In today’s Boston Globe, we have an article looking at some lawsuits filed in New Hampshire against a new voter identification law. Right from the start, in the very lede, we see the journalist’s point of view on display:
The League of Women Voters of New Hampshire and three New Hampshire voters are suing to block a new state law that toughens voter registration requirements, part of a nationwide pushback against restrictions that advocates say are aimed at discouraging students, minorities, and other Democratic-leaning voters from going to the polls. [Emphasis added]
Notice that the description and characterization of the law is entirely from the point of view of those who oppose it from the Democrat side. Of course, proponents of the law wouldn’t say their motives were aimed at discouraging Democrat voters. So why do they support it?
Well, in the second paragraph we have the reporter’s paraphrase of their intent:
Supporters of the law, including New Hampshire’s secretary of state, say it is a necessary step to eliminate the possibility — and the perception — that the state’s voting laws are vulnerable to abuse by people who are in the state temporarily, with no intention of living there long term.
Then there’s a vague, anodyne statement from governor saying nothing about the law itself.

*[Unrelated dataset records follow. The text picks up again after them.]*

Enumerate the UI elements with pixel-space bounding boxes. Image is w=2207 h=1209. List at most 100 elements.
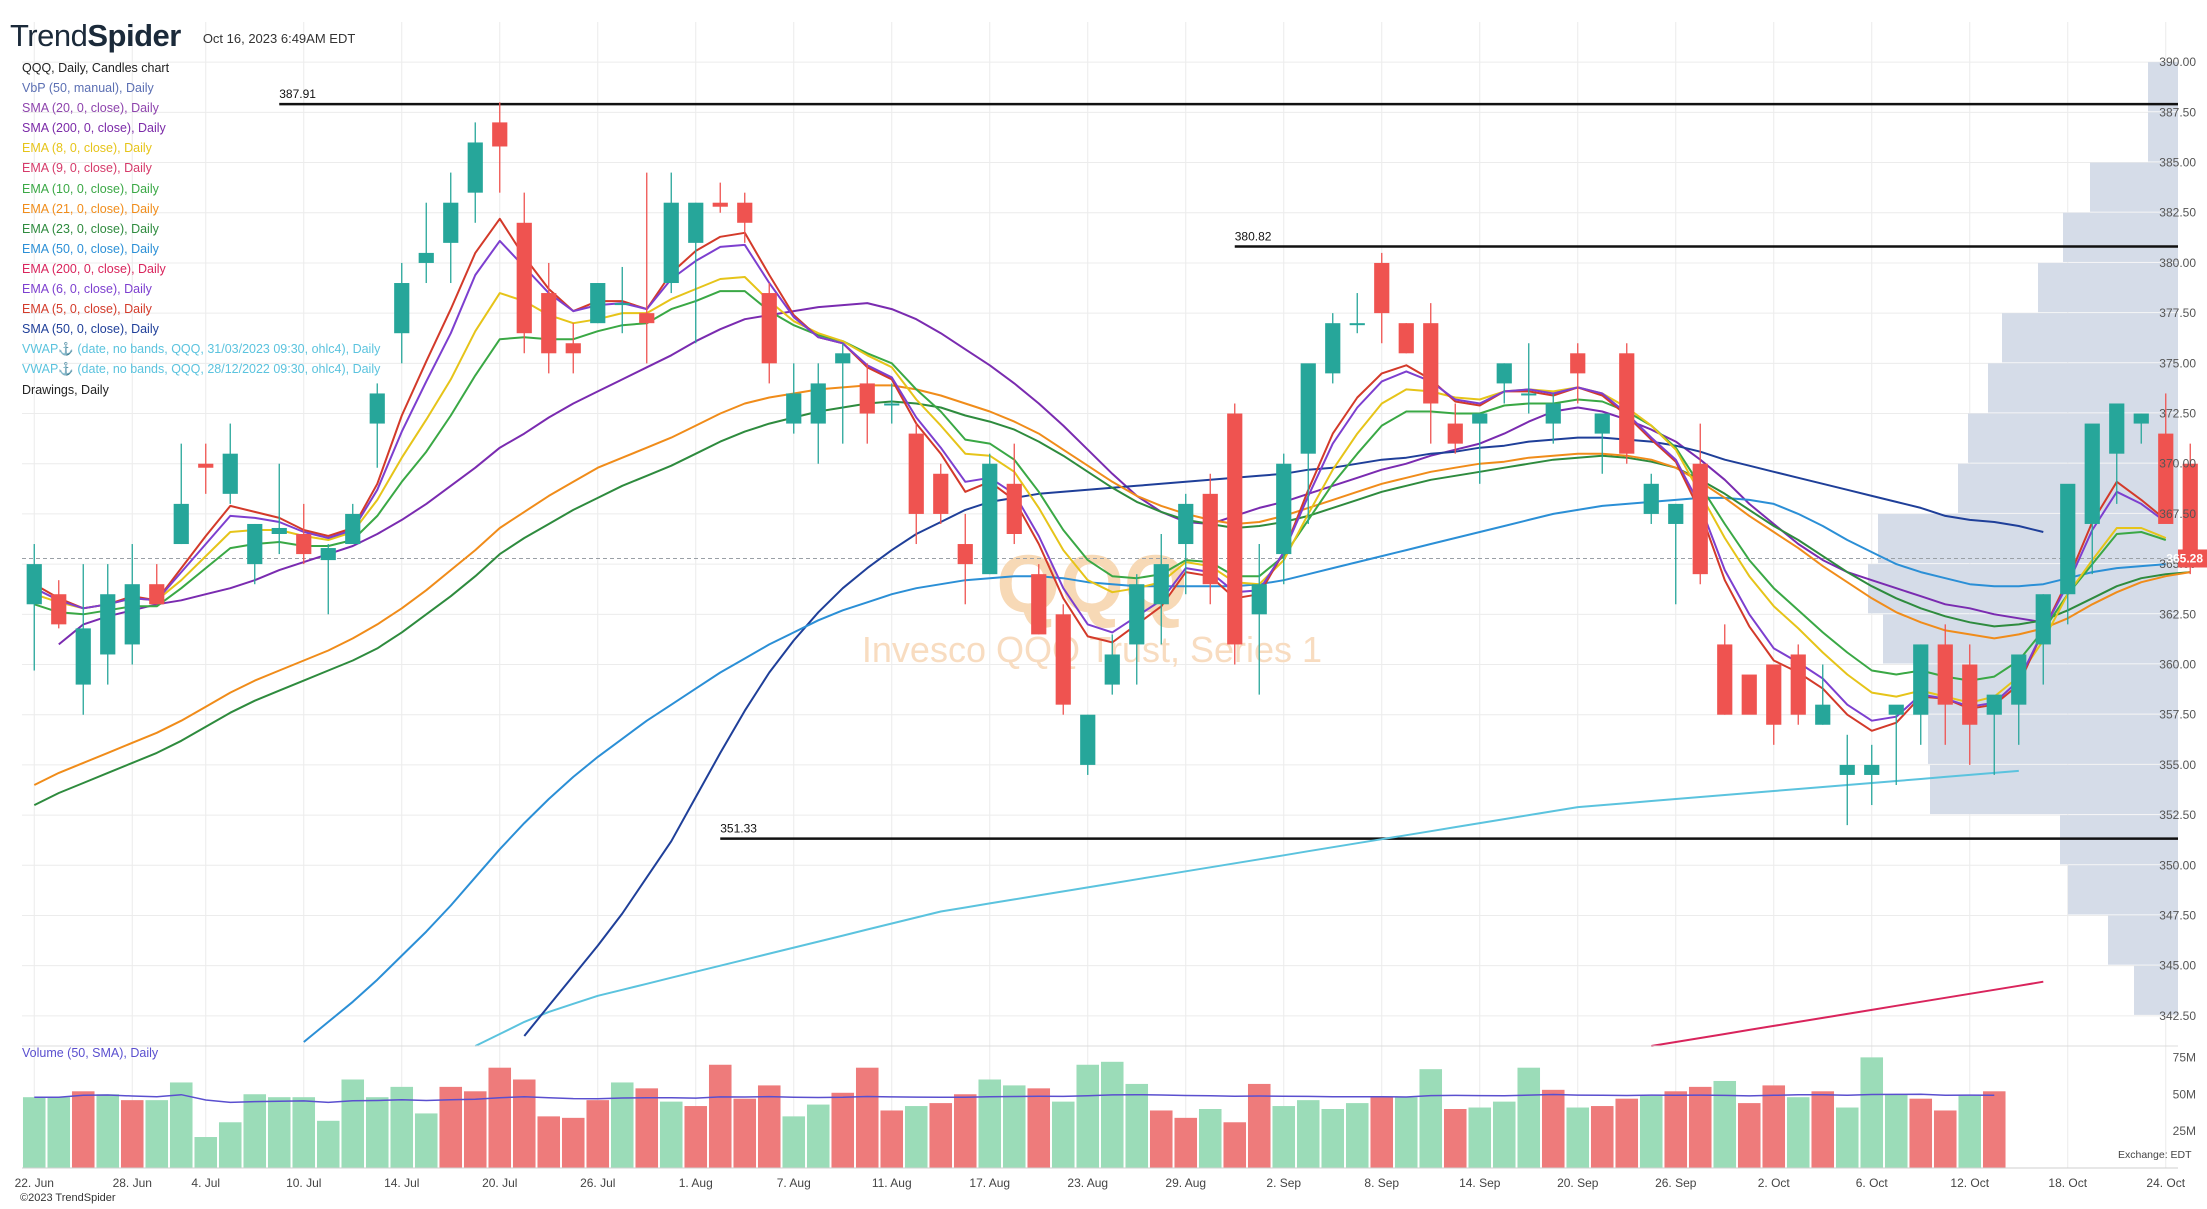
time-tick-label: 20. Sep	[1557, 1176, 1599, 1190]
candle-body	[982, 463, 998, 575]
time-tick-label: 12. Oct	[1950, 1176, 1989, 1190]
legend-item[interactable]: EMA (9, 0, close), Daily	[22, 161, 152, 176]
candle-body	[1447, 423, 1463, 444]
legend-item[interactable]: SMA (20, 0, close), Daily	[22, 101, 159, 116]
volume-bar	[1958, 1095, 1982, 1168]
last-price-tag: 365.28	[2166, 549, 2207, 568]
candle-body	[1104, 654, 1120, 685]
chart-title[interactable]: QQQ, Daily, Candles chart	[22, 61, 170, 75]
candle-body	[639, 313, 655, 324]
volume-sma-line	[34, 1093, 1995, 1104]
candle-body	[1153, 564, 1169, 605]
candle-body	[933, 473, 949, 514]
legend-item[interactable]: EMA (5, 0, close), Daily	[22, 302, 152, 317]
time-tick-label: 2. Oct	[1758, 1176, 1791, 1190]
candle-body	[492, 122, 508, 147]
volume-bar	[145, 1100, 169, 1168]
volume-bar	[1051, 1101, 1075, 1168]
candle-body	[2035, 594, 2051, 645]
volume-legend[interactable]: Volume (50, SMA), Daily	[22, 1046, 159, 1060]
candle-body	[369, 393, 385, 424]
grid	[22, 22, 2178, 1168]
candle-body	[1741, 674, 1757, 715]
candle-body	[1766, 664, 1782, 725]
candle-body	[271, 527, 287, 534]
volume-bar	[1296, 1100, 1320, 1168]
candle-body	[1349, 323, 1365, 326]
legend-item[interactable]: EMA (200, 0, close), Daily	[22, 261, 166, 276]
time-axis: 22. Jun 28. Jun 4. Jul 10. Jul 14. Jul 20. Ju…	[15, 1176, 2186, 1190]
price-tick-label: 387.50	[2159, 105, 2196, 119]
volume-bar	[1517, 1067, 1541, 1168]
legend-item[interactable]: VWAP⚓ (date, no bands, QQQ, 28/12/2022 0…	[22, 362, 381, 377]
candle-body	[957, 544, 973, 565]
volume-bars	[22, 1057, 2006, 1168]
volume-bar	[1615, 1098, 1639, 1168]
volume-bar	[1370, 1097, 1394, 1168]
volume-bar	[1933, 1110, 1957, 1168]
time-tick-label: 29. Aug	[1165, 1176, 1206, 1190]
legend-item[interactable]: SMA (50, 0, close), Daily	[22, 322, 159, 337]
time-tick-label: 1. Aug	[679, 1176, 713, 1190]
candle-body	[1251, 584, 1267, 615]
volume-bar	[1492, 1101, 1516, 1168]
volume-bar	[586, 1100, 610, 1168]
vbp-bar	[2108, 915, 2178, 965]
time-tick-label: 14. Sep	[1459, 1176, 1501, 1190]
candle-body	[1129, 584, 1145, 645]
volume-bar	[365, 1097, 389, 1168]
legend-item[interactable]: VbP (50, manual), Daily	[22, 81, 154, 96]
legend-item[interactable]: Drawings, Daily	[22, 382, 109, 397]
volume-bar	[1002, 1085, 1026, 1168]
indicator-line	[58, 302, 2044, 646]
legend-item[interactable]: EMA (6, 0, close), Daily	[22, 282, 152, 297]
candle-body	[1570, 353, 1586, 374]
vbp-bar	[1988, 363, 2178, 413]
volume-bar	[1272, 1106, 1296, 1168]
legend-item[interactable]: EMA (21, 0, close), Daily	[22, 201, 159, 216]
candle-body	[884, 403, 900, 406]
vwap-line	[474, 769, 2019, 1047]
candle-body	[124, 584, 140, 645]
candle-body	[1006, 483, 1022, 534]
copyright: ©2023 TrendSpider	[20, 1192, 116, 1204]
candle-body	[1839, 764, 1855, 775]
volume-bar	[1394, 1097, 1418, 1168]
volume-axis: 25M 50M 75M	[2173, 1050, 2196, 1138]
candle-body	[75, 628, 91, 685]
candle-body	[26, 564, 42, 605]
volume-bar	[1100, 1061, 1124, 1168]
time-tick-label: 8. Sep	[1364, 1176, 1399, 1190]
candle-body	[663, 202, 679, 284]
volume-bar	[1884, 1094, 1908, 1168]
legend-item[interactable]: EMA (10, 0, close), Daily	[22, 181, 159, 196]
time-tick-label: 24. Oct	[2146, 1176, 2185, 1190]
legend-item[interactable]: SMA (200, 0, close), Daily	[22, 121, 166, 136]
candle-body	[1055, 614, 1071, 705]
candle-body	[2133, 413, 2149, 424]
candle-body	[1643, 483, 1659, 514]
volume-bar	[463, 1091, 487, 1168]
vbp-bar	[1918, 664, 2178, 714]
volume-bar	[1247, 1083, 1271, 1168]
volume-bar	[1811, 1091, 1835, 1168]
time-tick-label: 4. Jul	[191, 1176, 220, 1190]
price-tick-label: 382.50	[2159, 206, 2196, 220]
candle-body	[467, 142, 483, 193]
candle-body	[394, 283, 410, 334]
volume-bar	[1419, 1069, 1443, 1168]
candle-body	[1986, 694, 2002, 715]
legend-item[interactable]: EMA (50, 0, close), Daily	[22, 241, 159, 256]
legend-item[interactable]: VWAP⚓ (date, no bands, QQQ, 31/03/2023 0…	[22, 342, 381, 357]
legend-item[interactable]: EMA (8, 0, close), Daily	[22, 141, 152, 156]
candles	[26, 102, 2198, 826]
volume-tick-label: 75M	[2173, 1050, 2196, 1064]
price-tick-label: 355.00	[2159, 758, 2196, 772]
volume-bar	[904, 1106, 928, 1168]
candle-body	[1080, 714, 1096, 765]
volume-bar	[22, 1097, 46, 1168]
candle-body	[247, 523, 263, 565]
legend-item[interactable]: EMA (23, 0, close), Daily	[22, 221, 159, 236]
candle-body	[590, 283, 606, 324]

This is followed by more than 14 paragraphs totaling 720 words from critics of the law and others like it in other states with not a single defender of the law quoted or sourced.
Finally, at the very end of the article, right about where a reporter would throw in the very last thing they did before submitting to their editor, we have four paragraphs containing three direct quotes from elected officials who support the law. And even here, all of the quotes are recycled from articles and interviews from months ago. Did the reporter, Victoria McGrane, bother reaching out to political pundits and activists and other groups of a conservative bent for comment, like she did with the four liberals she quoted extensively above? This section reminds me of the infamous “need quote from supporter” gaffe in the New York Times in a 2005 story on Pope John Paul II.
In fact, this Boston Globe story illustrates precisely the concept of “false balance” we saw in that Times article. As Terry Mattingly wrote:
”False balance," on the other hand, is when a reporter or news team has a very one-sided, slanted story written and then, to add balance, will call one person on the other side for one paragraph of protest to the revealed truths contained in the news report.
This is why people think there’s a bias in the media toward the liberal point of view. And yet journalists sincerely believe that they are balanced and accurate. So what is the discrepancy’s root? It’s not necessarily that we believe that talking points are being emailed from Democratic Party headquarters to journalists (well, sometimes they are), but that there is a left-leaning mindset in many reporters that comes out in how they report their stories. In this case, she knows her conclusion before it’s written, i.e. Republicans are trying to disenfranchise Democrat voters, and that’s how she pursues the story.
It’s not wrong for a journalist to have a personal political point of view, but too many journalists either don’t work hard enough at overcoming it in their reporting or, worse, they’ve decided that the reason they became journalists was to change the world and fight for what they see as right and so they use their stories to advance their political agenda.
And that, my journalist friends, is why so many people think there is a liberal media bias.